Author Kao Kalia Yang's father has been a farmer, a refugee, a machinist. But in a book about his life, Yang elevated his true vocation — poet.
Hmong saga will come to stage as Minnesota Opera adapts St. Paul writer's 'The Song Poet'
Minnesota Opera is adapting St. Paul writer's memoir "The Song Poet" for young audiences.
Soon, his story will be an opera.
The Minnesota Opera announced Monday that it's creating a youth opera based on "The Song Poet," Yang's acclaimed 2017 memoir about her father, Bee Yang, who composed and sang songs about life and politics, love and family.
It's the first time a Hmong story will be translated to the operatic stage, Yang said.
"I wrote the 'Song Poet' knowing my father's story was the stuff of great art," the St. Paul writer said by phone.
The book follows a young boy whose father dies, who grows up in a warn-torn country, who tries to find the place his father was buried. The tale begins in Laos, moves to a refugee camp in Thailand, then makes its way to Minnesota. "This is incredibly operatic," she said, "dramatic and beautiful."
For its Project Opera, a youth vocal training program, the Minnesota Opera is scouting for stories that connect with young audiences and reflect the Twin Cities community, said Jamie Andrews, the company's chief learning officer. When he sat down with "The Song Poet," he knew it would make an incredible opera.
"Kalia's writing is just so lyrical and beautiful — so singable," Andrews said. "I instantly knew this was it."
The Minnesota Opera is nationally known for launching new works. "The Song Poet" becomes the third opera commissioned for Project Opera, which will premiere it at the Lab Theater in Minneapolis in 2021. Theater Mu founder Rick Shiomi will direct. New York City composer Nkeiru Okoye will write the score. Okoye and Minnesota playwright and performer Katie Ka Vang will pen the libretto.
Crafting this opera, the team must "proceed very carefully," Yang said. She knows of just one Hmong trained opera singer, and there are few Hmong kids studying the form.
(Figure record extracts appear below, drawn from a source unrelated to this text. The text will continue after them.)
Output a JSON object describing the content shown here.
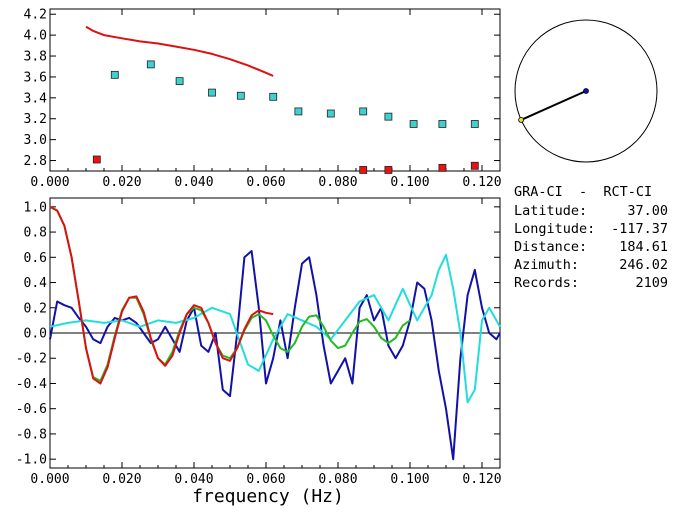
{
  "station": {
    "pair": "GRA-CI  -  RCT-CI",
    "fields": [
      {
        "label": "Latitude:",
        "value": "37.00"
      },
      {
        "label": "Longitude:",
        "value": "-117.37"
      },
      {
        "label": "Distance:",
        "value": "184.61"
      },
      {
        "label": "Azimuth:",
        "value": "246.02"
      },
      {
        "label": "Records:",
        "value": "2109"
      }
    ],
    "azimuth_deg": 246.02
  },
  "colors": {
    "red": "#dd1111",
    "blue": "#1111aa",
    "cyan": "#22dddd",
    "green": "#22bb22",
    "marker_cyan": "#40d0d0",
    "marker_red": "#ee1111"
  },
  "chart_data": [
    {
      "type": "scatter",
      "xlim": [
        0.0,
        0.125
      ],
      "ylim": [
        2.7,
        4.25
      ],
      "xticks": [
        "0.000",
        "0.020",
        "0.040",
        "0.060",
        "0.080",
        "0.100",
        "0.120"
      ],
      "xtick_values": [
        0.0,
        0.02,
        0.04,
        0.06,
        0.08,
        0.1,
        0.12
      ],
      "yticks": [
        "2.8",
        "3.0",
        "3.2",
        "3.4",
        "3.6",
        "3.8",
        "4.0",
        "4.2"
      ],
      "ytick_values": [
        2.8,
        3.0,
        3.2,
        3.4,
        3.6,
        3.8,
        4.0,
        4.2
      ],
      "series": [
        {
          "kind": "line",
          "color": "red",
          "x": [
            0.01,
            0.012,
            0.015,
            0.02,
            0.025,
            0.03,
            0.035,
            0.04,
            0.045,
            0.05,
            0.055,
            0.06,
            0.062
          ],
          "y": [
            4.08,
            4.04,
            4.0,
            3.97,
            3.94,
            3.92,
            3.89,
            3.86,
            3.82,
            3.77,
            3.71,
            3.64,
            3.61
          ]
        },
        {
          "kind": "markers",
          "color": "marker_cyan",
          "x": [
            0.018,
            0.028,
            0.036,
            0.045,
            0.053,
            0.062,
            0.069,
            0.078,
            0.087,
            0.094,
            0.101,
            0.109,
            0.118
          ],
          "y": [
            3.62,
            3.72,
            3.56,
            3.45,
            3.42,
            3.41,
            3.27,
            3.25,
            3.27,
            3.22,
            3.15,
            3.15,
            3.15
          ]
        },
        {
          "kind": "markers",
          "color": "marker_red",
          "x": [
            0.013,
            0.087,
            0.094,
            0.109,
            0.118
          ],
          "y": [
            2.81,
            2.71,
            2.71,
            2.73,
            2.75
          ]
        }
      ]
    },
    {
      "type": "line",
      "xlim": [
        0.0,
        0.125
      ],
      "ylim": [
        -1.07,
        1.07
      ],
      "xlabel": "frequency (Hz)",
      "xticks": [
        "0.000",
        "0.020",
        "0.040",
        "0.060",
        "0.080",
        "0.100",
        "0.120"
      ],
      "xtick_values": [
        0.0,
        0.02,
        0.04,
        0.06,
        0.08,
        0.1,
        0.12
      ],
      "yticks": [
        "1.0",
        "0.8",
        "0.6",
        "0.4",
        "0.2",
        "0.0",
        "-0.2",
        "-0.4",
        "-0.6",
        "-0.8",
        "-1.0"
      ],
      "ytick_values": [
        1.0,
        0.8,
        0.6,
        0.4,
        0.2,
        0.0,
        -0.2,
        -0.4,
        -0.6,
        -0.8,
        -1.0
      ],
      "series": [
        {
          "color": "blue",
          "x": [
            0.0,
            0.002,
            0.004,
            0.006,
            0.008,
            0.01,
            0.012,
            0.014,
            0.016,
            0.018,
            0.02,
            0.022,
            0.024,
            0.026,
            0.028,
            0.03,
            0.032,
            0.034,
            0.036,
            0.038,
            0.04,
            0.042,
            0.044,
            0.046,
            0.048,
            0.05,
            0.052,
            0.054,
            0.056,
            0.058,
            0.06,
            0.062,
            0.064,
            0.066,
            0.068,
            0.07,
            0.072,
            0.074,
            0.076,
            0.078,
            0.08,
            0.082,
            0.084,
            0.086,
            0.088,
            0.09,
            0.092,
            0.094,
            0.096,
            0.098,
            0.1,
            0.102,
            0.104,
            0.106,
            0.108,
            0.11,
            0.112,
            0.114,
            0.116,
            0.118,
            0.12,
            0.122,
            0.124,
            0.125
          ],
          "y": [
            -0.05,
            0.25,
            0.22,
            0.2,
            0.12,
            0.05,
            -0.05,
            -0.08,
            0.05,
            0.12,
            0.1,
            0.12,
            0.08,
            0.0,
            -0.08,
            -0.05,
            0.05,
            -0.05,
            -0.15,
            0.1,
            0.2,
            -0.1,
            -0.15,
            0.0,
            -0.45,
            -0.5,
            0.0,
            0.6,
            0.65,
            0.2,
            -0.4,
            -0.2,
            0.1,
            -0.2,
            0.2,
            0.55,
            0.6,
            0.3,
            -0.1,
            -0.4,
            -0.3,
            -0.2,
            -0.4,
            0.2,
            0.3,
            0.1,
            0.2,
            -0.1,
            -0.2,
            -0.1,
            0.1,
            0.4,
            0.35,
            0.1,
            -0.3,
            -0.6,
            -1.0,
            -0.2,
            0.3,
            0.5,
            0.2,
            0.0,
            -0.05,
            0.0
          ]
        },
        {
          "color": "cyan",
          "x": [
            0.0,
            0.005,
            0.01,
            0.015,
            0.02,
            0.025,
            0.03,
            0.035,
            0.04,
            0.045,
            0.05,
            0.055,
            0.058,
            0.062,
            0.066,
            0.07,
            0.074,
            0.078,
            0.082,
            0.086,
            0.09,
            0.094,
            0.098,
            0.102,
            0.106,
            0.108,
            0.11,
            0.112,
            0.114,
            0.116,
            0.118,
            0.12,
            0.122,
            0.124,
            0.125
          ],
          "y": [
            0.05,
            0.08,
            0.1,
            0.08,
            0.1,
            0.05,
            0.1,
            0.08,
            0.12,
            0.2,
            0.15,
            -0.25,
            -0.3,
            -0.05,
            0.15,
            0.1,
            0.05,
            -0.05,
            0.1,
            0.25,
            0.3,
            0.1,
            0.35,
            0.1,
            0.3,
            0.5,
            0.62,
            0.35,
            0.0,
            -0.55,
            -0.45,
            0.1,
            0.2,
            0.1,
            0.05
          ]
        },
        {
          "color": "green",
          "x": [
            0.0,
            0.002,
            0.004,
            0.006,
            0.008,
            0.01,
            0.012,
            0.014,
            0.016,
            0.018,
            0.02,
            0.022,
            0.024,
            0.026,
            0.028,
            0.03,
            0.032,
            0.034,
            0.036,
            0.038,
            0.04,
            0.042,
            0.044,
            0.046,
            0.048,
            0.05,
            0.052,
            0.054,
            0.056,
            0.058,
            0.06,
            0.062,
            0.064,
            0.066,
            0.068,
            0.07,
            0.072,
            0.074,
            0.076,
            0.078,
            0.08,
            0.082,
            0.084,
            0.086,
            0.088,
            0.09,
            0.092,
            0.094,
            0.096,
            0.098,
            0.1
          ],
          "y": [
            1.0,
            0.97,
            0.85,
            0.6,
            0.25,
            -0.12,
            -0.35,
            -0.38,
            -0.25,
            -0.02,
            0.18,
            0.28,
            0.28,
            0.15,
            -0.05,
            -0.2,
            -0.25,
            -0.15,
            0.02,
            0.15,
            0.2,
            0.18,
            0.08,
            -0.08,
            -0.18,
            -0.2,
            -0.12,
            0.02,
            0.12,
            0.15,
            0.1,
            -0.02,
            -0.12,
            -0.15,
            -0.08,
            0.05,
            0.13,
            0.14,
            0.05,
            -0.06,
            -0.12,
            -0.1,
            0.0,
            0.09,
            0.11,
            0.05,
            -0.04,
            -0.08,
            -0.04,
            0.06,
            0.1
          ]
        },
        {
          "color": "red",
          "x": [
            0.0,
            0.002,
            0.004,
            0.006,
            0.008,
            0.01,
            0.012,
            0.014,
            0.016,
            0.018,
            0.02,
            0.022,
            0.024,
            0.026,
            0.028,
            0.03,
            0.032,
            0.034,
            0.036,
            0.038,
            0.04,
            0.042,
            0.044,
            0.046,
            0.048,
            0.05,
            0.052,
            0.054,
            0.056,
            0.058,
            0.06,
            0.062
          ],
          "y": [
            1.0,
            0.97,
            0.85,
            0.6,
            0.25,
            -0.12,
            -0.36,
            -0.4,
            -0.27,
            -0.04,
            0.17,
            0.28,
            0.29,
            0.17,
            -0.04,
            -0.2,
            -0.26,
            -0.18,
            0.0,
            0.15,
            0.22,
            0.2,
            0.08,
            -0.08,
            -0.2,
            -0.22,
            -0.12,
            0.03,
            0.14,
            0.18,
            0.16,
            0.15
          ]
        }
      ]
    }
  ]
}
How can this story be staged in a way that accurately reflects Hmong culture? she wonders. "How do you do this without going to 'yellow face?' [casting a white performer in an Asian role]. How do you do this honoring the heart and the home that has built me?
"We're making history. I'm cognizant of this. So there are many things running through my head. But I think I listened to what was in my heart. And that was the opportunity to see my father's story translated onto the stage, something that neither he nor I ever dared to dream of."
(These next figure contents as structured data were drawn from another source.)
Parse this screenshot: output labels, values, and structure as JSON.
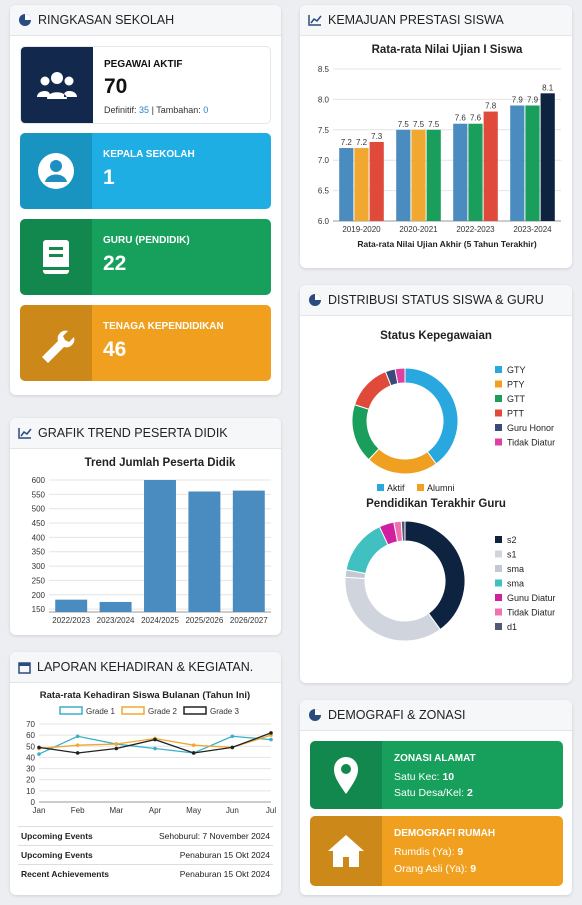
{
  "summary": {
    "title": "RINGKASAN SEKOLAH",
    "cards": [
      {
        "label": "PEGAWAI AKTIF",
        "value": 70,
        "details": [
          {
            "label": "Definitif:",
            "value": 35
          },
          {
            "label": "Tambahan:",
            "value": 0
          }
        ],
        "separator": "|"
      },
      {
        "label": "KEPALA SEKOLAH",
        "value": 1
      },
      {
        "label": "GURU (PENDIDIK)",
        "value": 22
      },
      {
        "label": "TENAGA KEPENDIDIKAN",
        "value": 46
      }
    ]
  },
  "trend": {
    "title": "GRAFIK TREND PESERTA DIDIK",
    "chart": {
      "type": "bar",
      "title": "Trend Jumlah Peserta Didik",
      "categories": [
        "2022/2023",
        "2023/2024",
        "2024/2025",
        "2025/2026",
        "2026/2027"
      ],
      "values": [
        183,
        175,
        600,
        560,
        563
      ],
      "color": "#4a8cc0",
      "ylim": [
        140,
        600
      ],
      "yticks": [
        150,
        200,
        250,
        300,
        350,
        400,
        450,
        500,
        550,
        600
      ],
      "grid": true
    }
  },
  "attendance": {
    "title": "LAPORAN KEHADIRAN & KEGIATAN.",
    "chart": {
      "type": "line",
      "title": "Rata-rata Kehadiran Siswa Bulanan (Tahun Ini)",
      "categories": [
        "Jan",
        "Feb",
        "Mar",
        "Apr",
        "May",
        "Jun",
        "Jul"
      ],
      "series": [
        {
          "name": "Grade 1",
          "color": "#3ab0c8",
          "values": [
            43,
            59,
            52,
            48,
            44,
            59,
            56
          ]
        },
        {
          "name": "Grade 2",
          "color": "#f0a830",
          "values": [
            48,
            51,
            52,
            57,
            51,
            49,
            60
          ]
        },
        {
          "name": "Grade 3",
          "color": "#222222",
          "values": [
            49,
            44,
            48,
            56,
            44,
            49,
            62
          ]
        }
      ],
      "ylim": [
        0,
        70
      ],
      "yticks": [
        0,
        10,
        20,
        30,
        40,
        50,
        60,
        70
      ],
      "grid": true
    },
    "events": [
      [
        "Upcoming Events",
        "Sehoburul: 7 November 2024"
      ],
      [
        "Upcoming Events",
        "Penaburan 15 Okt 2024"
      ],
      [
        "Recent Achievements",
        "Penaburan 15 Okt 2024"
      ]
    ]
  },
  "progress": {
    "title": "KEMAJUAN PRESTASI SISWA",
    "chart": {
      "type": "bar",
      "title": "Rata-rata Nilai Ujian I Siswa",
      "x_label": "Rata-rata Nilai Ujian Akhir (5 Tahun Terakhir)",
      "categories": [
        "2019-2020",
        "2020-2021",
        "2022-2023",
        "2023-2024"
      ],
      "series": [
        {
          "colors": [
            "#4a8cc0",
            "#4a8cc0",
            "#4a8cc0",
            "#4a8cc0"
          ],
          "values": [
            7.2,
            7.5,
            7.6,
            7.9
          ]
        },
        {
          "colors": [
            "#f0a830",
            "#f0a830",
            "#1a9e5c",
            "#1a9e5c"
          ],
          "values": [
            7.2,
            7.5,
            7.6,
            7.9
          ]
        },
        {
          "colors": [
            "#e04a3a",
            "#1a9e5c",
            "#e04a3a",
            "#0d2340"
          ],
          "values": [
            7.3,
            7.5,
            7.8,
            8.1
          ]
        }
      ],
      "ylim": [
        6,
        8.5
      ],
      "yticks": [
        {
          "value": 6,
          "label": "6.0"
        },
        6.5,
        {
          "value": 7,
          "label": "7.0"
        },
        7.5,
        {
          "value": 8,
          "label": "8.0"
        },
        8.5
      ],
      "grid": true
    }
  },
  "distribution": {
    "title": "DISTRIBUSI STATUS SISWA & GURU",
    "charts": [
      {
        "type": "donut",
        "title": "Status Kepegawaian",
        "categories": [
          "GTY",
          "PTY",
          "GTT",
          "PTT",
          "Guru Honor",
          "Tidak Diatur"
        ],
        "values": [
          40,
          22,
          18,
          14,
          3,
          3
        ],
        "colors": [
          "#29a8e0",
          "#f0a020",
          "#1a9e5c",
          "#e04a3a",
          "#3a4a7a",
          "#e040a0"
        ],
        "legend_extra": [
          {
            "name": "Aktif",
            "color": "#29a8e0"
          },
          {
            "name": "Alumni",
            "color": "#f0a020"
          }
        ]
      },
      {
        "type": "donut",
        "title": "Pendidikan Terakhir Guru",
        "categories": [
          "s2",
          "s1",
          "sma",
          "sma",
          "Gunu Diatur",
          "Tidak Diatur",
          "d1"
        ],
        "values": [
          40,
          36,
          2,
          15,
          4,
          2,
          1
        ],
        "colors": [
          "#0d2340",
          "#d0d4dc",
          "#c4c8d0",
          "#40c0c0",
          "#d020a0",
          "#f070b0",
          "#505a70"
        ]
      }
    ]
  },
  "demografi": {
    "title": "DEMOGRAFI & ZONASI",
    "cards": [
      {
        "title": "ZONASI ALAMAT",
        "items": [
          {
            "label": "Satu Kec:",
            "value": 10
          },
          {
            "label": "Satu Desa/Kel:",
            "value": 2
          }
        ]
      },
      {
        "title": "DEMOGRAFI RUMAH",
        "items": [
          {
            "label": "Rumdis (Ya):",
            "value": 9
          },
          {
            "label": "Orang Asli (Ya):",
            "value": 9
          }
        ]
      }
    ]
  }
}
Bee Yang has performed traditional song poetry, or kwv txhiaj, since he was 12 years old, becoming a keeper of Hmong history. "When I began singing song poetry I discovered I could share our stories of hurt and sorrow, of missing and despair, of anger and betrayal," he said in the book.
This daughter's telling of his story — and how it shaped her own — won the Minnesota Book Award for memoir and creative nonfiction. The 39-year-old author and Harding High School graduate is best known for her 2008 book "The LateHomecomer: A Hmong Family Memoir," which nabbed two Minnesota Book Awards. After graduating from Carleton College, Yang earned an MFA in creative nonfiction at Columbia University.
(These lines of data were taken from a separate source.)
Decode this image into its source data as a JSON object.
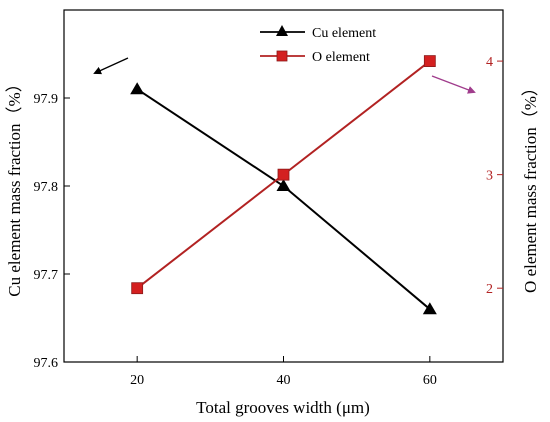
{
  "chart_data": {
    "type": "line",
    "xlabel": "Total grooves width (μm)",
    "ylabel_left": "Cu element mass fraction（%）",
    "ylabel_right": "O element mass fraction（%）",
    "x_ticks": [
      "20",
      "40",
      "60"
    ],
    "y_left_ticks": [
      "97.6",
      "97.7",
      "97.8",
      "97.9"
    ],
    "y_right_ticks": [
      "2",
      "3",
      "4"
    ],
    "xlim": [
      10,
      70
    ],
    "ylim_left": [
      97.6,
      98.0
    ],
    "ylim_right": [
      1.35,
      4.45
    ],
    "legend_position": "top-center",
    "series": [
      {
        "name": "Cu element",
        "axis": "left",
        "color": "#000000",
        "marker": "triangle",
        "x": [
          20,
          40,
          60
        ],
        "y": [
          97.91,
          97.8,
          97.66
        ]
      },
      {
        "name": "O element",
        "axis": "right",
        "color": "#b22222",
        "marker": "square",
        "x": [
          20,
          40,
          60
        ],
        "y": [
          2.0,
          3.0,
          4.0
        ]
      }
    ],
    "colors": {
      "left_axis": "#000000",
      "right_axis": "#b22222",
      "cu_arrow": "#000000",
      "o_arrow": "#a03c8c"
    }
  }
}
The Minnesota Opera plans to bring "The Song Poet" to other stages, Andrews said. "Do we go over to Harding High School? Or to St. Paul? Elsewhere in Minnesota?" With plans for a small cast and limited technical demands, he said "the piece is being constructed in a way that hopefully other groups can pick it up and perform it."
To ensure that the cast is diverse, the opera company will reach into the Hmong-American community, Andrews said. It's working with the Saint Paul Music Academy and talking with Theater Mu, an Asian-American troupe. "It's not just a Hmong cast," Andrews said. "But we're doing some strategies already now for 2021, to build those connections and find those kids."
Yang can't wait for Hmong young people to see the opera.
When Yang was young, she took the occasional field trip to the Ordway or the Guthrie. "You'd go in knowing that you'd be entering into a different culture," she said. "I couldn't have imagined, as a child, walking into a place and seeing something from the Hmong story represented.
"I hope that for those young Hmong people who get to see this, it opens up possibilities for them. Not just Hmong — but all refugee children... I want them to understand that we can make history, too. That it doesn't have to be very big or very loud to be very important."